Background and aims: The COVID-19 pandemic has led to a rapid growth in the use of telemedicine for delivery of ambulatory diabetes care . This study evaluated the feasibility of remote HbA1c monitoring via dried blood spot (DBS) testing to support assessment of glycemic control for telemedicine visits and examined clinical and demographic characteristics associated with patient completion of DBS testing .
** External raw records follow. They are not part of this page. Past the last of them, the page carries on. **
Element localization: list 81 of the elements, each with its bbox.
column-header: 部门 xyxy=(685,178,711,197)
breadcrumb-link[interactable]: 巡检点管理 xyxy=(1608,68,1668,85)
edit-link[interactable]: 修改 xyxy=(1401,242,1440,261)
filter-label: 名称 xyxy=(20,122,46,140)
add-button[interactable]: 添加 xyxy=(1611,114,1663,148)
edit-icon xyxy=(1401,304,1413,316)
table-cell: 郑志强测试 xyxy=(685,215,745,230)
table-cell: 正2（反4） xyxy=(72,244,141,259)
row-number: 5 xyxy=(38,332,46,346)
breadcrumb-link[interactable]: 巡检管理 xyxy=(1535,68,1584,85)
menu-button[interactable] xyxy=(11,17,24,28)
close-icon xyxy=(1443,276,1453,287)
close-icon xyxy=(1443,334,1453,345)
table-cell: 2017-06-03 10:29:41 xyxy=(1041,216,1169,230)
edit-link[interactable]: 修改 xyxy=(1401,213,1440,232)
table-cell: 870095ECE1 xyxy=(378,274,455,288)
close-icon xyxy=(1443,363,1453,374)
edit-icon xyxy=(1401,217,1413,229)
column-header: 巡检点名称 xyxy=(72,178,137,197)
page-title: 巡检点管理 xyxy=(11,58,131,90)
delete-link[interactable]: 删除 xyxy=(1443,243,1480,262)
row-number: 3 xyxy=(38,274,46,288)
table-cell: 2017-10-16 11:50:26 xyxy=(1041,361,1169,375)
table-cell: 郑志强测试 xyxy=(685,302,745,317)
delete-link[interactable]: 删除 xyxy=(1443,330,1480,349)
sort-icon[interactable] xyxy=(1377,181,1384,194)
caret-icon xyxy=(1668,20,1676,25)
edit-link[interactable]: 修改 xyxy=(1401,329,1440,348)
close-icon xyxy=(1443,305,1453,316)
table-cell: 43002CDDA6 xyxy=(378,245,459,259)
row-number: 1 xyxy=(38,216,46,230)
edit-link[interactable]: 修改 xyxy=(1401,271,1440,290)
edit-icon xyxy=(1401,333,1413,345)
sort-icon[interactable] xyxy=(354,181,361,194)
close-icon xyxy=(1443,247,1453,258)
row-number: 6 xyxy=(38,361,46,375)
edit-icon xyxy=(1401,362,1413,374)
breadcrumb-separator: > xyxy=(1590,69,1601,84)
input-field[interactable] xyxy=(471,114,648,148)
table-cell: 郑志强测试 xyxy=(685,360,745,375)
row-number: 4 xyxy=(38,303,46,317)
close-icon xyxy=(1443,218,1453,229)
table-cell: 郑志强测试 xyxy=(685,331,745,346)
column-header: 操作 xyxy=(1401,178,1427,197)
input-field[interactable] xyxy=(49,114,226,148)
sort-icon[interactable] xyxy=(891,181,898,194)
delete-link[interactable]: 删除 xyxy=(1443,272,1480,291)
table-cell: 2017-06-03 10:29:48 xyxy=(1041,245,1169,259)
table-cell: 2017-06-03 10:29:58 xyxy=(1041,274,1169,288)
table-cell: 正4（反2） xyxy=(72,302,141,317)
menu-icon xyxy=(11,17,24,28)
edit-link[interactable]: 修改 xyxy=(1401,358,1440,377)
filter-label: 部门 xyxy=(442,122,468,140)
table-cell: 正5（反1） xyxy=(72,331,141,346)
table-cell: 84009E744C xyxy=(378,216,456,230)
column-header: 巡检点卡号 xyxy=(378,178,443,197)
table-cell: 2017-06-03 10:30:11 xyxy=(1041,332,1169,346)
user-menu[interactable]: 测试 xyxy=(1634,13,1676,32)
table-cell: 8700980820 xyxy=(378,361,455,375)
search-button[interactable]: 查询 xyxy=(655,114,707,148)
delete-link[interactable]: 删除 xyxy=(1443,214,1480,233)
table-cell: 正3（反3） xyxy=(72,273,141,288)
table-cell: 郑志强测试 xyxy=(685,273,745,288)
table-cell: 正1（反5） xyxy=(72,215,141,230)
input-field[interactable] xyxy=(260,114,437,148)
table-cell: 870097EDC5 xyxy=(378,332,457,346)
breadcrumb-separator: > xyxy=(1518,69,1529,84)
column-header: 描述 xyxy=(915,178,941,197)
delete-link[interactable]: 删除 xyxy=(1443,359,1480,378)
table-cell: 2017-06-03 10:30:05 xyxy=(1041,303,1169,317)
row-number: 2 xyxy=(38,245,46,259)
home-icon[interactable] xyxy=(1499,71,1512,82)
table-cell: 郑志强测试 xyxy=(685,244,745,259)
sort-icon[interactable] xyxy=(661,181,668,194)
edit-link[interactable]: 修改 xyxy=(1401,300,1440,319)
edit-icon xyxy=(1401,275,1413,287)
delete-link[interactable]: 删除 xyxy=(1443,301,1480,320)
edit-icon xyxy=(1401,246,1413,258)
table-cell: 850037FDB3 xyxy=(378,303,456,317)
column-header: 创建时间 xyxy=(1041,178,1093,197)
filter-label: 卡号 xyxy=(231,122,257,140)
Methods: Providers could place orders for DBS HbA1c 3 weeks prior to telemedicine visits . Feasibility was assessed by examining DBS completion rates, time to completion, and availability of DBS results prior to telemedicine visits . Chi-square tests and Mann Whitney tests were used to assess whether completion rates were associated with participant characteristics .
Results: Of 303 DBS orders placed for telemedicine visits in June 2020 , 162 patients completed the DBS test for a completion rate of (53.4 %). Average time from collection at home to result being reported was 6.9 (3.8) days . The DBS result was available in 67.6% of patients who completed successful DBS, before the telemedicine clinic visit . HbA1c was lower in the DBS completion group as compared to the non-completion group (8.2% vs. 8.9%, p = 0.01). No other clinical or demographic characteristics were significantly different between the two groups . Conclusion: Remote HbA1c monitoring via DBS is feasible and offers an avenue to support assessment of glycemic control for patients seen via telemedicine . Future work should focus on improving clinic and laboratory processes to support remote DBS collection.